Justiça manda UFRN ampliar políticas de cotas
Tribuna do Norte - 05 de dezembro de 2006
Na polêmica sobre o sistema de cota para preenchimento de vagas no vestibular, a UFRN teve a primeira derrota. O juiz federal titular da 4ª Vara, Edílson Pereira Nobre Júnior, determinou em sentença que a UFRN não limite a “cota” apenas para alunos de escolas públicas do RN, mas que estudantes de colégios públicos de outros Estados, quando inscritos no processo seletivo da instituição potiguar, também tenham o mesmo benefício.
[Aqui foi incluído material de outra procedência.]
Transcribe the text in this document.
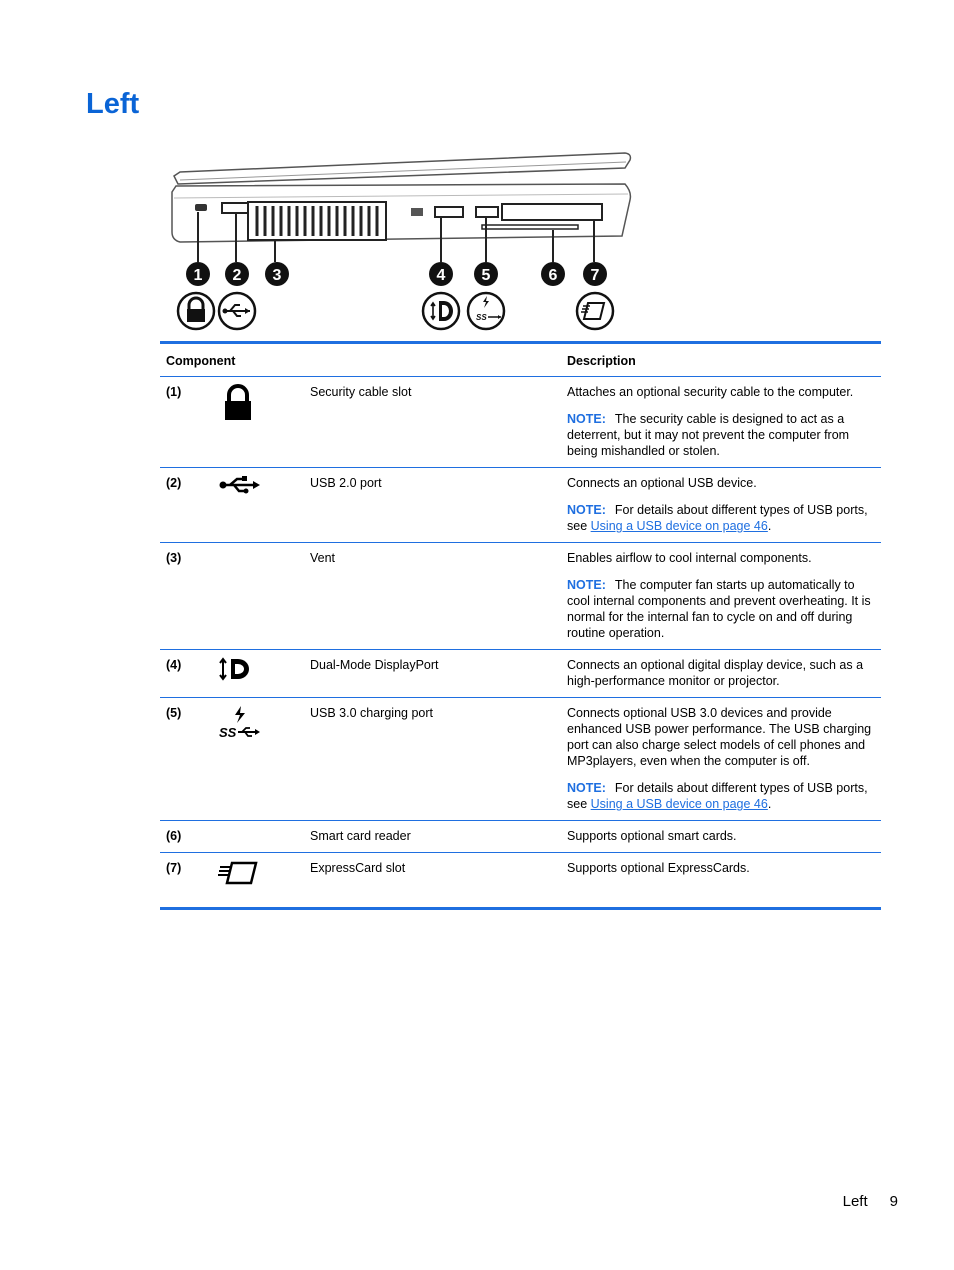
Left
1 2 3	4 5	6 7
SS
Component			Description
(1)		Security cable slot	Attaches an optional security cable to the computer.

NOTE: The security cable is designed to act as a deterrent, but it may not prevent the computer from being mishandled or stolen.

(2)		USB 2.0 port	Connects an optional USB device.

NOTE: For details about different types of USB ports, see Using a USB device on page 46.

(3)		Vent	Enables airflow to cool internal components.

NOTE: The computer fan starts up automatically to cool internal components and prevent overheating. It is normal for the internal fan to cycle on and off during routine operation.

(4)		Dual-Mode DisplayPort	Connects an optional digital display device, such as a high-performance monitor or projector.

(5)	SS	USB 3.0 charging port	Connects optional USB 3.0 devices and provide enhanced USB power performance. The USB charging port can also charge select models of cell phones and MP3players, even when the computer is off.

NOTE: For details about different types of USB ports, see Using a USB device on page 46.

(6)		Smart card reader	Supports optional smart cards.

(7)		ExpressCard slot	Supports optional ExpressCards.

Left 9
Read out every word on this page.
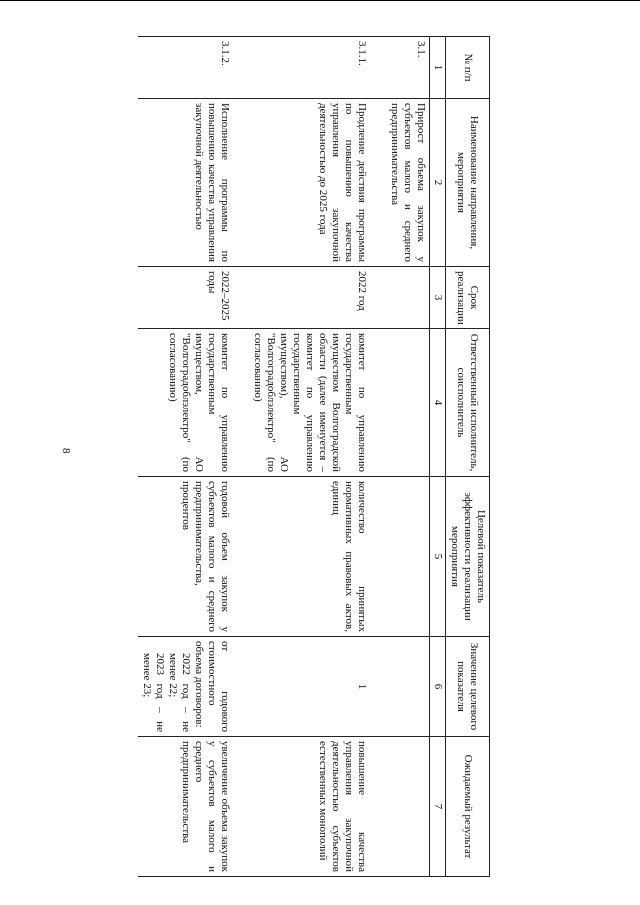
8
№ п/п	Наименование направления, мероприятия	Срок реализации	Ответственный исполнитель, соисполнитель	Целевой показатель эффективности реализации мероприятия	Значение целевого показателя	Ожидаемый результат
1	2	3	4	5	6	7
3.1.	Прирост объема закупок у субъектов малого и среднего предпринимательства					

3.1.1.	Продление действия программы по повышению качества управления закупочной деятельностью до 2025 года	2022 год	комитет по управлению государственным имуществом Волгоградской области (далее именуется – комитет по управлению государственным имуществом), АО "Волгоградоблэлектро" (по согласованию)	количество принятых нормативных правовых актов, единиц	1	повышение качества управления закупочной деятельностью субъектов естественных монополий

3.1.2.	Исполнение программы по повышению качества управления закупочной деятельностью	2022–2025 годы	комитет по управлению государственным имуществом, АО "Волгоградоблэлектро" (по согласованию)	годовой объем закупок у субъектов малого и среднего предпринимательства, процентов	от годового стоимостного объема договоров:
2022 год – не менее 22;
2023 год – не менее 23;	увеличение объема закупок у субъектов малого и среднего предпринимательства
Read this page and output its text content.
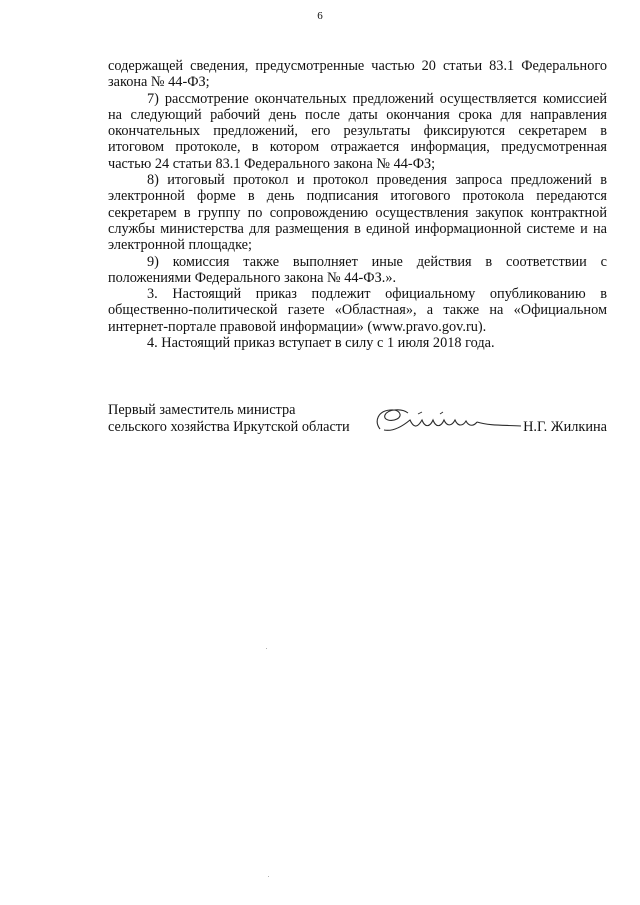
6

содержащей сведения, предусмотренные частью 20 статьи 83.1 Федерального закона № 44-ФЗ;

7) рассмотрение окончательных предложений осуществляется комиссией на следующий рабочий день после даты окончания срока для направления окончательных предложений, его результаты фиксируются секретарем в итоговом протоколе, в котором отражается информация, предусмотренная частью 24 статьи 83.1 Федерального закона № 44-ФЗ;

8) итоговый протокол и протокол проведения запроса предложений в электронной форме в день подписания итогового протокола передаются секретарем в группу по сопровождению осуществления закупок контрактной службы министерства для размещения в единой информационной системе и на электронной площадке;

9) комиссия также выполняет иные действия в соответствии с положениями Федерального закона № 44-ФЗ.».

3. Настоящий приказ подлежит официальному опубликованию в общественно-политической газете «Областная», а также на «Официальном интернет-портале правовой информации» (www.pravo.gov.ru).

4. Настоящий приказ вступает в силу с 1 июля 2018 года.

Первый заместитель министра
сельского хозяйства Иркутской области	Н.Г. Жилкина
A decisão do magistrado atendeu pedido feito pela estudante Maria do Socorro Érica Moreira de Sousa. No mandado de segurança, foi argumentado que o sistema da inclusão feito pela UFRN, através das cotas, fere o princípio da igualdade porque se limita apenas aos alunos de escolas públicas potiguares. No caso de Maria do Socorro, ela cursou a oitava série em um colégio estadual da Paraíba.
Na sua decisão, o juiz Edílson Pereira destacou a autonomia da universidade, mas ponderou que “no entanto, essa autonomia, pena de não se confundir em autêntica soberania, não legitima o desrespeito aos princípios constitucionais, entre os quais o da igualdade”.
O magistrado reconheceu ainda o sistema de cotas para buscar uma sociedade mais justa. “É de recordar-se que a instituição de argumento de inclusão, para alguns merecedor de encômios, visa à promoção de uma sociedade mais justa, propiciando às pessoas de baixa renda - e que, por isso, se vêem forçadas ao convívio com o ensino de baixa qualidade ministrado nas escolas públicas de ensino médio e fundamental -, o acesso ao ensino superior público, em condições igualitárias com os discentes egressos de colégios particulares”, escreveu o juiz na sua sentença.
No entanto, ele chamou atenção que “não se pode admitir que, pelo só fato da impetrante haver concluído o seu ensino fundamental perante escola pública no Estado da Paraíba, unidade federativa onde o ensino público mantém nível aproximado ao deste Estado, seja possível autorizar-se ser aquela excluída do argumento de inclusão”. O magistrado considerou ilegítimo o critério de origem da escola pública para o candidato a uma das vagas do vestibular curso.
A sentença do magistrado favorece a impetrante, no caso a estudante Maria do Socorro Érica Moreira de Sousa. Mas tramita na 1ª Vara da Justiça Federal a ação assinada pelo Ministério Público Federal, fazendo questionamento semelhante sobre o argumento da inclusão beneficiar apenas alunos de escolas públicas do Rio Grande do Norte.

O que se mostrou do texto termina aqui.